Here the old blades are a cut above the common; the small iron-bound officers who attend on visiters and point out the well-remembered features of commanders long since numbered with the dead.
“That ’ere, sir, on your right, is the battle of Trafflygar,” said a short thickset man, apparently between sixty and seventy years of age. His countenance was one of mild benevolence, and yet there was a daring in his look that told at once a tale of unsubdued and noble intrepidity; whilst the deep bronze upon his skin was finely contrasted with the silky white locks that hung straggling on his brow.—“That ’ere, sir, is the battle of Trafflygar, in which I had the honour to be one.”
“Were you with Nelson?” inquired I.
“I was, your honour,” he replied, “and those were the proudest days of my life.
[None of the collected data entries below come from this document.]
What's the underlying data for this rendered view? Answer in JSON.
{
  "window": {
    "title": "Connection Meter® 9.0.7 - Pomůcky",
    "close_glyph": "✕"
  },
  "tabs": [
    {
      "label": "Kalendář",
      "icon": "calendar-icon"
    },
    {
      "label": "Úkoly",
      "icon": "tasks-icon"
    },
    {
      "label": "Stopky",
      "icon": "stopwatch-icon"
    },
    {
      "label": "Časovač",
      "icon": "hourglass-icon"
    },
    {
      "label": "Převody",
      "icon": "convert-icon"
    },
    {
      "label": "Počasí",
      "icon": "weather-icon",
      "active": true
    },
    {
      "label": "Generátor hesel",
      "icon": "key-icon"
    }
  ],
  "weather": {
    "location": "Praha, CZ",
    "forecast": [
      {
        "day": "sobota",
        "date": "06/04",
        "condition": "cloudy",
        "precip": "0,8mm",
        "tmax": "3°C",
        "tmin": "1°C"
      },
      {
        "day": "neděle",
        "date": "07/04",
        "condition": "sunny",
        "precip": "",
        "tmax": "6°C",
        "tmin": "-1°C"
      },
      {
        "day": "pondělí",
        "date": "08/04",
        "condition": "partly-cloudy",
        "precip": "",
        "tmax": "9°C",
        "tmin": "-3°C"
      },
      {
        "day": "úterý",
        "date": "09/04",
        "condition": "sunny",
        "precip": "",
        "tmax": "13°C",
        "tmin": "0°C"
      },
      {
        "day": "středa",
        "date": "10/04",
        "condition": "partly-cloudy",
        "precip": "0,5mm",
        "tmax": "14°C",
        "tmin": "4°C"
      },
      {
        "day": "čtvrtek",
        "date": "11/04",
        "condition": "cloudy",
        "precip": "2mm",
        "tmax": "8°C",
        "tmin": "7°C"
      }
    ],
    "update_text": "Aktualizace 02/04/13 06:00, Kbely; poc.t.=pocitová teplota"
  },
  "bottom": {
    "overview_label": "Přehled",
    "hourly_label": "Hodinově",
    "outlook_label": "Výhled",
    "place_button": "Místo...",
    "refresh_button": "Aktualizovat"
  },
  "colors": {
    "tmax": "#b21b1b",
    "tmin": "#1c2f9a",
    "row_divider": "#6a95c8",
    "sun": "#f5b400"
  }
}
I was with him when he bore up out of the line off Cape St. Vincent, and saved old Jarvis from disgrace. I was one of the boarders, too, when we took the Saint Joseph,—there’s the picture, there in the middle of the hall;—and I was with him in that ship there,—the Victory,—though it arn’t a bit like her,—and stationed on the quarter-deck at Trafflygar.”
This was spoken with such an air of triumph, that the old man’s features were lighted up with animation; it called to his remembrance scenes in which he had shared the glory of the day and saved his country. His eye sparkled with delight, as if he again saw the British ensign floating in the breeze as the proud signal for conquest; or was labouring at the oar with his darling chief, like a tutelar deity of old, guiding the boat through the yielding element, and leading on to some daring and desperate enterprise.
“I don’t like the picture,” said I; “the perspective is bad, and the ship is too long and flat; besides the colour is unnatural.”